One-stop shop for language services
Which professions are there in a translation company? Good question! Of course, translation agencies are all structured slightly differently from each other. Medium-sized to large companies that offer a range of other language services in addition to translation will therefore often refer to themselves as language service providers, or ‘LSP’s for short. The services they offer can include editing and proofreading, transcription und transcreation, copywriting or all the technological services like machine translation or terminology services.
A wide service offering needs competent professionals with specific abilities. Alongside the conventional roles like CEO, COO, accountants, HR and marketing specialists, a translation company needs ‘translation project managers’, who are sometimes also called ‘language managers’.

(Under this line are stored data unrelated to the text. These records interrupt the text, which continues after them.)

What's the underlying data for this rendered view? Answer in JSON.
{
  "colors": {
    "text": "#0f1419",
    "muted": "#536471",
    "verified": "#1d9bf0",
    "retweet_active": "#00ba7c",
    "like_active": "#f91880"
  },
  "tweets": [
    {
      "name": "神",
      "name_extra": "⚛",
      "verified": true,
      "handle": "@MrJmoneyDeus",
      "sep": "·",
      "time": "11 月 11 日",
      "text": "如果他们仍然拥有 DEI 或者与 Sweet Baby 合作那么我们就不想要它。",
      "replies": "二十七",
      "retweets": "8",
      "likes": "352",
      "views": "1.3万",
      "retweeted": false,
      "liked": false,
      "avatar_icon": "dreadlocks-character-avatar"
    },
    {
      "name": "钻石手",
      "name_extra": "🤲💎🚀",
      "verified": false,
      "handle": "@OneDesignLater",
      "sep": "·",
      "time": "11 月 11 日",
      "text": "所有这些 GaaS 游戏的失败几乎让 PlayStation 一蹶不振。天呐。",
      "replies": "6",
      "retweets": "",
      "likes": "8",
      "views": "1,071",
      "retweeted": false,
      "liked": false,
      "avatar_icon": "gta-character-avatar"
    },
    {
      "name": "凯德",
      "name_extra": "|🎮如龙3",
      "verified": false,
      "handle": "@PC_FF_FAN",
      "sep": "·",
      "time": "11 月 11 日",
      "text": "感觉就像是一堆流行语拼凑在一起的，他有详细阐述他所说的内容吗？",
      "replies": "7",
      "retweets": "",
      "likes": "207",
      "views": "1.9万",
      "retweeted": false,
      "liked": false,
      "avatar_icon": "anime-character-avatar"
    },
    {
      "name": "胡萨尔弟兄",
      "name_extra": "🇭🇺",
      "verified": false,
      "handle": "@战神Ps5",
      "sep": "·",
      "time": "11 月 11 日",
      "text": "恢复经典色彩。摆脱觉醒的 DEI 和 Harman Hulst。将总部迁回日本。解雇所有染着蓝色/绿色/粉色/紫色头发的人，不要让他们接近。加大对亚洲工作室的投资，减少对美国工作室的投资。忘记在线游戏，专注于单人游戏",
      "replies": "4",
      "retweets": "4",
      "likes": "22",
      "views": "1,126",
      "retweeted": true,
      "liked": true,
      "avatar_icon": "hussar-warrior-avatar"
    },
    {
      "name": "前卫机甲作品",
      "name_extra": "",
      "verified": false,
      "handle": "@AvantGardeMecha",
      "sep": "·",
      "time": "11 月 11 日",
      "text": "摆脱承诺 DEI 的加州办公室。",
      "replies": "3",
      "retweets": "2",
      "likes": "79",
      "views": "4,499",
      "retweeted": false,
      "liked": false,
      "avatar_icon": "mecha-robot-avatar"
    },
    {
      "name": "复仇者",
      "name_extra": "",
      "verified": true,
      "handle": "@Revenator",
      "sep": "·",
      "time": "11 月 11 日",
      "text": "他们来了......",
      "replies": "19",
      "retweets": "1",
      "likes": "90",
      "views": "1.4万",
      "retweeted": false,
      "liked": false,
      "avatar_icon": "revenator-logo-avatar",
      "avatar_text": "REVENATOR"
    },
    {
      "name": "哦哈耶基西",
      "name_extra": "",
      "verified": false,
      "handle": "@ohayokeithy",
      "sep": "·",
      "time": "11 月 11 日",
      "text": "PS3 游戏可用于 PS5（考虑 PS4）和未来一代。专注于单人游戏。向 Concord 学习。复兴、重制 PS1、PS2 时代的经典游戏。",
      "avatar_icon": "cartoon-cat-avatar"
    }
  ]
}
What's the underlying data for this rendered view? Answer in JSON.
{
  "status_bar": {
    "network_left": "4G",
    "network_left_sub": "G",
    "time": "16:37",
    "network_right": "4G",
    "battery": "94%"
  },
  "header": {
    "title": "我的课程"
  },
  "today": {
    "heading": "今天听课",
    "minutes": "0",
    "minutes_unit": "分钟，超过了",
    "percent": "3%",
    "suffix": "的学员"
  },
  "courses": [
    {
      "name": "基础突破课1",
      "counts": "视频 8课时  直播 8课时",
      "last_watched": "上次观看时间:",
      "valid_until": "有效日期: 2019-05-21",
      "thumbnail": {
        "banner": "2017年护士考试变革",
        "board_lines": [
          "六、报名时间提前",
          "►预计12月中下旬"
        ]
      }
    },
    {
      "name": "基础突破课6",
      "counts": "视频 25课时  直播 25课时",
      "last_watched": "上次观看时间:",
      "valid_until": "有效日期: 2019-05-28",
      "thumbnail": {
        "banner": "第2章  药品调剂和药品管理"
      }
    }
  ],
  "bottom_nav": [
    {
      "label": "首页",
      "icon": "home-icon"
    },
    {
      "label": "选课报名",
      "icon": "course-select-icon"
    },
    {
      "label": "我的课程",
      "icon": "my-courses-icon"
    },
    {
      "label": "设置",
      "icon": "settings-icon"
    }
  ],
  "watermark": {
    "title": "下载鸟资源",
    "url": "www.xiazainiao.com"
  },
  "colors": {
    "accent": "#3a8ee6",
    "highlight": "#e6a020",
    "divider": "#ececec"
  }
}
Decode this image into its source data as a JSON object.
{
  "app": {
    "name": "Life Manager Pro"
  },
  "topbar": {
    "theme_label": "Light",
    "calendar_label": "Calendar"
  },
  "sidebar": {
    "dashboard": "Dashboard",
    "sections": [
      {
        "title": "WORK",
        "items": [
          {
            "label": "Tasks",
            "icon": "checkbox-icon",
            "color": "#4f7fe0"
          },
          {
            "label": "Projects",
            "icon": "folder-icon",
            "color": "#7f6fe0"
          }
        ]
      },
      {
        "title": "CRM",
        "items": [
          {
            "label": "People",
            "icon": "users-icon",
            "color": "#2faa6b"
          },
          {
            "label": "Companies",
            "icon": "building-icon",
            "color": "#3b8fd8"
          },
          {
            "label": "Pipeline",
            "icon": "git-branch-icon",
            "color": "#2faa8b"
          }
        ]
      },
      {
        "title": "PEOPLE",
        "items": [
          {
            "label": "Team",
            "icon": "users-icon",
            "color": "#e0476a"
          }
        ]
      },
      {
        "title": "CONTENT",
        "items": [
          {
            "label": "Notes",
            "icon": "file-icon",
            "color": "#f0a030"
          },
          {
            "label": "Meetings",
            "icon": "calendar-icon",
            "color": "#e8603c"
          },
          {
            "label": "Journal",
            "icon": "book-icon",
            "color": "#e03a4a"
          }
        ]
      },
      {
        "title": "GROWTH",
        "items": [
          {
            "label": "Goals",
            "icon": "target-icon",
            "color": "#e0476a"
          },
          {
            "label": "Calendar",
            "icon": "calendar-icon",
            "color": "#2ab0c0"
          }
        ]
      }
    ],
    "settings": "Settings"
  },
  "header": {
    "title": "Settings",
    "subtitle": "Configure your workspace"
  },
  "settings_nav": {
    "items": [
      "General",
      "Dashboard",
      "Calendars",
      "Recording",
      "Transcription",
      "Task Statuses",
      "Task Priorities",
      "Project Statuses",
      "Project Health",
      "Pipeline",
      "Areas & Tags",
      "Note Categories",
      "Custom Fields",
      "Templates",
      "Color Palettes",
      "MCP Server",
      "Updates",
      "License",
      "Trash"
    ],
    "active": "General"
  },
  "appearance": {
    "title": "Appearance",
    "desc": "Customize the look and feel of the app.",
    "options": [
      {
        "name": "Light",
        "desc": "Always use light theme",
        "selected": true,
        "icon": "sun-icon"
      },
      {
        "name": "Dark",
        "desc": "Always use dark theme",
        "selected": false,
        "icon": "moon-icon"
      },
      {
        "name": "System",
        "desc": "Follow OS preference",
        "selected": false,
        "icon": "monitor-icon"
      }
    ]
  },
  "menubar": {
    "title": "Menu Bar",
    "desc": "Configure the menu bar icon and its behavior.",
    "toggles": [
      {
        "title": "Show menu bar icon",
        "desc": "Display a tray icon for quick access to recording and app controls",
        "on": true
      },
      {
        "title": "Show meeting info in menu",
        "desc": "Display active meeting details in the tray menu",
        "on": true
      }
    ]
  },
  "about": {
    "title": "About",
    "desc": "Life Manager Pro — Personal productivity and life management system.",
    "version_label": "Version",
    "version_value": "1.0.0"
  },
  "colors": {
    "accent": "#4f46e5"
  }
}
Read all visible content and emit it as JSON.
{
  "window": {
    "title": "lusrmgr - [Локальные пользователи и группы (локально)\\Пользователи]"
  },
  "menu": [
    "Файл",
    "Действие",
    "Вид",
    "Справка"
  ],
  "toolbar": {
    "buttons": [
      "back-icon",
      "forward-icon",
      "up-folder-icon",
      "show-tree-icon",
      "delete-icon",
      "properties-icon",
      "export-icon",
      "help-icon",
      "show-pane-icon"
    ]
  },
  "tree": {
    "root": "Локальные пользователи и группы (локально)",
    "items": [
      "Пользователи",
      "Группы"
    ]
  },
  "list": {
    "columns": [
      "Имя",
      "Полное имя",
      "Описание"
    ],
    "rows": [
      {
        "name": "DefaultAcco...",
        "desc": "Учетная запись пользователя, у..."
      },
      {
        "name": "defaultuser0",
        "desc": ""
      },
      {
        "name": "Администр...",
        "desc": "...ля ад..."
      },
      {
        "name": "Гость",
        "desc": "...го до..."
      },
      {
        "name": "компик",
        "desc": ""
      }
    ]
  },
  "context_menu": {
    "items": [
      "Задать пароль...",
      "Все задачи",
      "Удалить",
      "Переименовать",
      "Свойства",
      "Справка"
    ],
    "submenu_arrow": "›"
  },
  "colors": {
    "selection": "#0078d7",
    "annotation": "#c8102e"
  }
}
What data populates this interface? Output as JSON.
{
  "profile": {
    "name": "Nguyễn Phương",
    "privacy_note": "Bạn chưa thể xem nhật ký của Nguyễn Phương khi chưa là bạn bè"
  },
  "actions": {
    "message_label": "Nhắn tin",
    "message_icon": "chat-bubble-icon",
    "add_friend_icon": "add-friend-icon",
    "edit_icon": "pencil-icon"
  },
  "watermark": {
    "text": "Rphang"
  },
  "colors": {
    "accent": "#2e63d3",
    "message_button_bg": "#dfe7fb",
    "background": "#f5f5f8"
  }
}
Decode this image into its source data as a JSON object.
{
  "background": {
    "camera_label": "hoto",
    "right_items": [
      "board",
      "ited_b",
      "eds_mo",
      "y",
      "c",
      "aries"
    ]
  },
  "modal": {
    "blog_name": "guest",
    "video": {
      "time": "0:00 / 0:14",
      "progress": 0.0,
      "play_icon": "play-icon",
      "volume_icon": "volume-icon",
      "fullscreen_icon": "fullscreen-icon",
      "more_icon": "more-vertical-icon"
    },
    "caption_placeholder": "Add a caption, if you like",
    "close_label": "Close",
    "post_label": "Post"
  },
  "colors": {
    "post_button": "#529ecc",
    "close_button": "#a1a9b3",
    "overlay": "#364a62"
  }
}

They are responsible for carrying out translation projects without a hitch from A to Z.
But just which processes and responsibilities fall within the role of translation project manager?
What does a translation project manager do?
A translation project manager mostly acts in a coordinating capacity. They are also professionals who act as intermediaries between two sides: clients and translators.
They are the first point of contact for any clients needing a translation or any other language services. They provide advice tailored to the situation where required. For more complex projects such as website or app translations, the technical phases usually need to be discussed in advance: On which CMS is a website based? What is the easiest and most secure way to export the text and then reimport it? Can the layout be reproduced 1:1 in all the target languages. How is the app programmed? Do UX texts need to be localised?
These are all important points and need to be taken into consideration. Depending on the medium, the type of text and the language combination, drawing up an offer can be simple or more complex.
Once the client has given the go-ahead for a translation, the project manager creates the corresponding language project in the order system. Translations are usually handled using the RWS Trados Studio software package. The project manager selects the appropriate specialist translator for each language project from the translator database.
When the finished and corrected translation comes back, a final quality assurance is performed. The project manager is usually responsible for this as well, before they finally deliver the verified translation to the client and remain on hand to answer any questions.
Which qualifications do you need to become a translation project manager?
Anyone looking to work as a translation project manager will need one thing in any event: an above-average flair for languages. Does that sound pretty generic and vague to begin with? Let us explain in a bit more detail.
Although translation project managers do not carry out translations themselves, they still need to have a certain command of languages. This helps when planning an order and checking the quality. In many cases, a degree in translation forms the professional basis, but qualifications in linguistics or multilingual communication also provide a sturdy foundation for the job.
In Switzerland, you will need to speak at least two and ideally three of the national languages. In addition to a basic linguistic education and an affinity for languages, the following qualities can prove useful:
- The ability to grasp things quickly and to work in an independent, structured and precise manner
- Familiarity with CAT tools and proficient in the MS Office palette
- Success- and solution-orientated
- Good soft skills and a keen team player
- Approachable and with a good sense of responsibility
- Excellent customer focus
Dream job: translation project manager
Today, there are a number of innovative language solutions alongside human translation: machine translation, language recognition software and artificial intelligence are just a few of the many keywords.
But the profession of translator has far from died out, as technology is a long way from being able to hold a candle to expert human knowledge.
And wherever there is a demand for translations, there will also be a demand for articular project managers.
You can find information on the potential qualifications available from the ZHAW School of Applied Linguistics.